The Tufts University study team replicated the FFP projects’ quantitative endline evaluation surveys in 2011 for CARE. The researchers consequently did not have control over the questionnaire design and were unable to control for useful factors such as information about home visits, state-level incentives, or adequacy of trainings of AWWs and ASHAs. The survey question, “Has a (specify the type of CHW) met you at home in the last 1-month to talk to you about the care and feeding of your child?” may also have been overly specific. It is possible that some mothers did not report a visit by a CHW because the CHW who visited them did not discuss the care and feeding of their children, but may have discussed other important health outcomes, such as proper handwashing practices. Finally, because analyzing outcomes based on home visits from different types of CHWs was the purpose of our analysis, this study could have benefited from having data on the number of home visits by various CHWs.

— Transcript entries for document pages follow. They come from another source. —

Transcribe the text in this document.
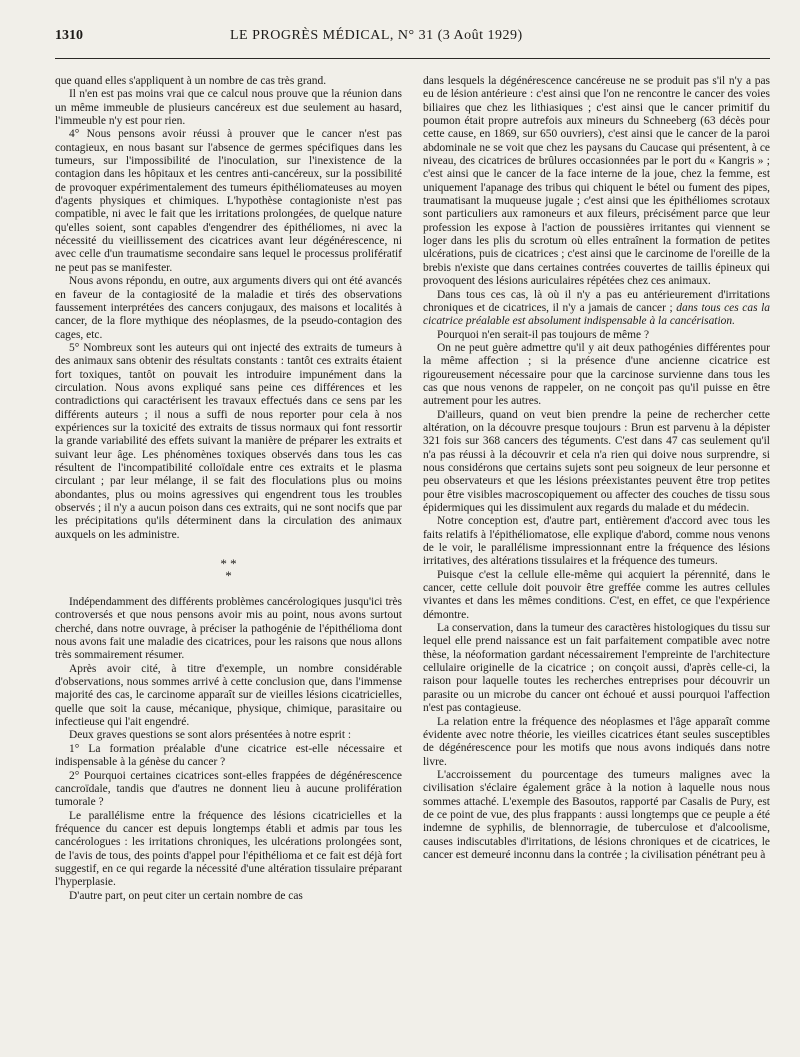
1310	LE PROGRÈS MÉDICAL, N° 31 (3 Août 1929)

que quand elles s'appliquent à un nombre de cas très grand.

Il n'en est pas moins vrai que ce calcul nous prouve que la réunion dans un même immeuble de plusieurs cancéreux est due seulement au hasard, l'immeuble n'y est pour rien.

4° Nous pensons avoir réussi à prouver que le cancer n'est pas contagieux, en nous basant sur l'absence de germes spécifiques dans les tumeurs, sur l'impossibilité de l'inoculation, sur l'inexistence de la contagion dans les hôpitaux et les centres anti-cancéreux, sur la possibilité de provoquer expérimentalement des tumeurs épithéliomateuses au moyen d'agents physiques et chimiques. L'hypothèse contagioniste n'est pas compatible, ni avec le fait que les irritations prolongées, de quelque nature qu'elles soient, sont capables d'engendrer des épithéliomes, ni avec la nécessité du vieillissement des cicatrices avant leur dégénérescence, ni avec celle d'un traumatisme secondaire sans lequel le processus prolifératif ne peut pas se manifester.

Nous avons répondu, en outre, aux arguments divers qui ont été avancés en faveur de la contagiosité de la maladie et tirés des observations faussement interprétées des cancers conjugaux, des maisons et localités à cancer, de la flore mythique des néoplasmes, de la pseudo-contagion des cages, etc.

5° Nombreux sont les auteurs qui ont injecté des extraits de tumeurs à des animaux sans obtenir des résultats constants : tantôt ces extraits étaient fort toxiques, tantôt on pouvait les introduire impunément dans la circulation. Nous avons expliqué sans peine ces différences et les contradictions qui caractérisent les travaux effectués dans ce sens par les différents auteurs ; il nous a suffi de nous reporter pour cela à nos expériences sur la toxicité des extraits de tissus normaux qui font ressortir la grande variabilité des effets suivant la manière de préparer les extraits et suivant leur âge. Les phénomènes toxiques observés dans tous les cas résultent de l'incompatibilité colloïdale entre ces extraits et le plasma circulant ; par leur mélange, il se fait des floculations plus ou moins abondantes, plus ou moins agressives qui engendrent tous les troubles observés ; il n'y a aucun poison dans ces extraits, qui ne sont nocifs que par les précipitations qu'ils déterminent dans la circulation des animaux auxquels on les administre.

* *
*

Indépendamment des différents problèmes cancérologiques jusqu'ici très controversés et que nous pensons avoir mis au point, nous avons surtout cherché, dans notre ouvrage, à préciser la pathogénie de l'épithélioma dont nous avons fait une maladie des cicatrices, pour les raisons que nous allons très sommairement résumer.

Après avoir cité, à titre d'exemple, un nombre considérable d'observations, nous sommes arrivé à cette conclusion que, dans l'immense majorité des cas, le carcinome apparaît sur de vieilles lésions cicatricielles, quelle que soit la cause, mécanique, physique, chimique, parasitaire ou infectieuse qui l'ait engendré.

Deux graves questions se sont alors présentées à notre esprit :

1° La formation préalable d'une cicatrice est-elle nécessaire et indispensable à la génèse du cancer ?

2° Pourquoi certaines cicatrices sont-elles frappées de dégénérescence cancroïdale, tandis que d'autres ne donnent lieu à aucune prolifération tumorale ?

Le parallélisme entre la fréquence des lésions cicatricielles et la fréquence du cancer est depuis longtemps établi et admis par tous les cancérologues : les irritations chroniques, les ulcérations prolongées sont, de l'avis de tous, des points d'appel pour l'épithélioma et ce fait est déjà fort suggestif, en ce qui regarde la nécessité d'une altération tissulaire préparant l'hyperplasie.

D'autre part, on peut citer un certain nombre de cas

dans lesquels la dégénérescence cancéreuse ne se produit pas s'il n'y a pas eu de lésion antérieure : c'est ainsi que l'on ne rencontre le cancer des voies biliaires que chez les lithiasiques ; c'est ainsi que le cancer primitif du poumon était propre autrefois aux mineurs du Schneeberg (63 décès pour cette cause, en 1869, sur 650 ouvriers), c'est ainsi que le cancer de la paroi abdominale ne se voit que chez les paysans du Caucase qui présentent, à ce niveau, des cicatrices de brûlures occasionnées par le port du « Kangris » ; c'est ainsi que le cancer de la face interne de la joue, chez la femme, est uniquement l'apanage des tribus qui chiquent le bétel ou fument des pipes, traumatisant la muqueuse jugale ; c'est ainsi que les épithéliomes scrotaux sont particuliers aux ramoneurs et aux fileurs, précisément parce que leur profession les expose à l'action de poussières irritantes qui viennent se loger dans les plis du scrotum où elles entraînent la formation de petites ulcérations, puis de cicatrices ; c'est ainsi que le carcinome de l'oreille de la brebis n'existe que dans certaines contrées couvertes de taillis épineux qui provoquent des lésions auriculaires répétées chez ces animaux.

Dans tous ces cas, là où il n'y a pas eu antérieurement d'irritations chroniques et de cicatrices, il n'y a jamais de cancer ; dans tous ces cas la cicatrice préalable est absolument indispensable à la cancérisation.

Pourquoi n'en serait-il pas toujours de même ?

On ne peut guère admettre qu'il y ait deux pathogénies différentes pour la même affection ; si la présence d'une ancienne cicatrice est rigoureusement nécessaire pour que la carcinose survienne dans tous les cas que nous venons de rappeler, on ne conçoit pas qu'il puisse en être autrement pour les autres.

D'ailleurs, quand on veut bien prendre la peine de rechercher cette altération, on la découvre presque toujours : Brun est parvenu à la dépister 321 fois sur 368 cancers des téguments. C'est dans 47 cas seulement qu'il n'a pas réussi à la découvrir et cela n'a rien qui doive nous surprendre, si nous considérons que certains sujets sont peu soigneux de leur personne et peu observateurs et que les lésions préexistantes peuvent être trop petites pour être visibles macroscopiquement ou affecter des couches de tissu sous épidermiques qui les dissimulent aux regards du malade et du médecin.

Notre conception est, d'autre part, entièrement d'accord avec tous les faits relatifs à l'épithéliomatose, elle explique d'abord, comme nous venons de le voir, le parallélisme impressionnant entre la fréquence des lésions irritatives, des altérations tissulaires et la fréquence des tumeurs.

Puisque c'est la cellule elle-même qui acquiert la pérennité, dans le cancer, cette cellule doit pouvoir être greffée comme les autres cellules vivantes et dans les mêmes conditions. C'est, en effet, ce que l'expérience démontre.

La conservation, dans la tumeur des caractères histologiques du tissu sur lequel elle prend naissance est un fait parfaitement compatible avec notre thèse, la néoformation gardant nécessairement l'empreinte de l'architecture cellulaire originelle de la cicatrice ; on conçoit aussi, d'après celle-ci, la raison pour laquelle toutes les recherches entreprises pour découvrir un parasite ou un microbe du cancer ont échoué et aussi pourquoi l'affection n'est pas contagieuse.

La relation entre la fréquence des néoplasmes et l'âge apparaît comme évidente avec notre théorie, les vieilles cicatrices étant seules susceptibles de dégénérescence pour les motifs que nous avons indiqués dans notre livre.

L'accroissement du pourcentage des tumeurs malignes avec la civilisation s'éclaire également grâce à la notion à laquelle nous nous sommes attaché. L'exemple des Basoutos, rapporté par Casalis de Pury, est de ce point de vue, des plus frappants : aussi longtemps que ce peuple a été indemne de syphilis, de blennorragie, de tuberculose et d'alcoolisme, causes indiscutables d'irritations, de lésions chroniques et de cicatrices, le cancer est demeuré inconnu dans la contrée ; la civilisation pénétrant peu à
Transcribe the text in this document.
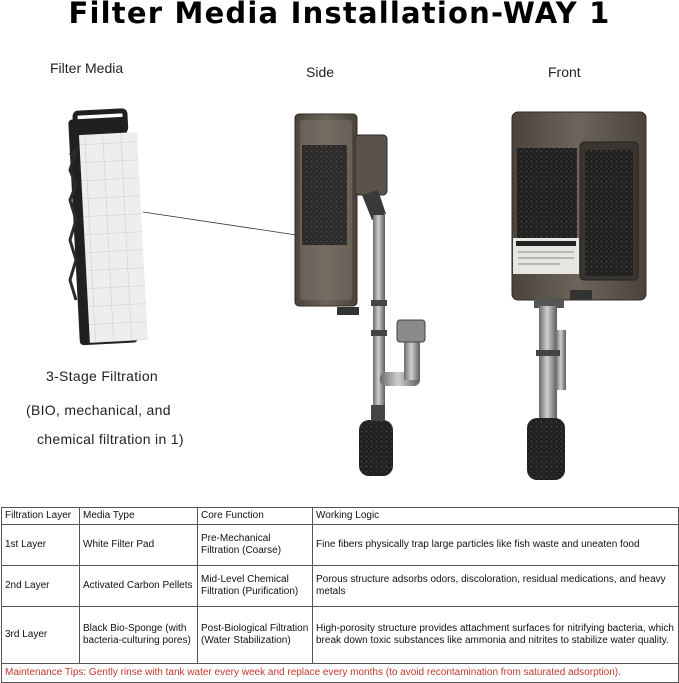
Filter Media Installation-WAY 1
Filter Media	Side	Front
3-Stage Filtration
(BIO, mechanical, and
chemical filtration in 1)
Filtration Layer	Media Type	Core Function	Working Logic
1st Layer	White Filter Pad	Pre-Mechanical Filtration (Coarse)	Fine fibers physically trap large particles like fish waste and uneaten food
2nd Layer	Activated Carbon Pellets	Mid-Level Chemical Filtration (Purification)	Porous structure adsorbs odors, discoloration, residual medications, and heavy metals
3rd Layer	Black Bio-Sponge (with bacteria-culturing pores)	Post-Biological Filtration (Water Stabilization)	High-porosity structure provides attachment surfaces for nitrifying bacteria, which break down toxic substances like ammonia and nitrites to stabilize water quality.
Maintenance Tips: Gently rinse with tank water every week and replace every months (to avoid recontamination from saturated adsorption).			
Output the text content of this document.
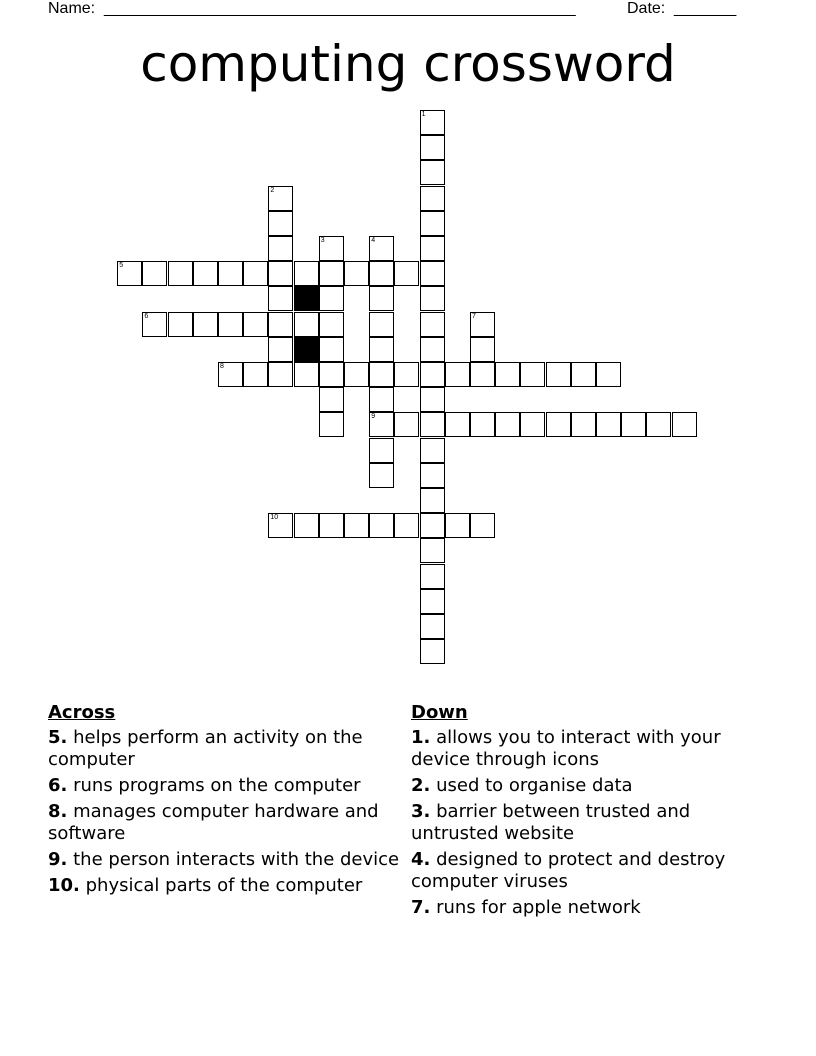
Name: _____________________________________________________	Date: _______
computing crossword
1
2
3	4
9
5
6	7
8
10
Across
5. helps perform an activity on the computer
6. runs programs on the computer
8. manages computer hardware and software
9. the person interacts with the device
10. physical parts of the computer
Down
1. allows you to interact with your device through icons
2. used to organise data
3. barrier between trusted and untrusted website
4. designed to protect and destroy computer viruses
7. runs for apple network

Due to the diverse results across states in this analysis, we suggest further research on this topic that includes variables related to the implementation of the ASHA program, inclusive of incentives being paid out by state and the number of active ASHAs, in order to identify possible reasons why ASHA visits are lower in some states and higher in others. It would be useful to identify the factors underlying the successes and challenges of the various CHWs’ performance and compare the AWW and ASHA programs order to provide recommendations to improve the impact of the ASHAs on the health and nutrition outcomes of their beneficiaries.

Conclusions

This study suggests that the pay-for-performance model of the ASHAs did not show greater impact on specific health behaviors for which they are paid. However, AWWs had a consistent positive association with awareness of NHDs in four states, and associations with other recommended health outcomes varied by state.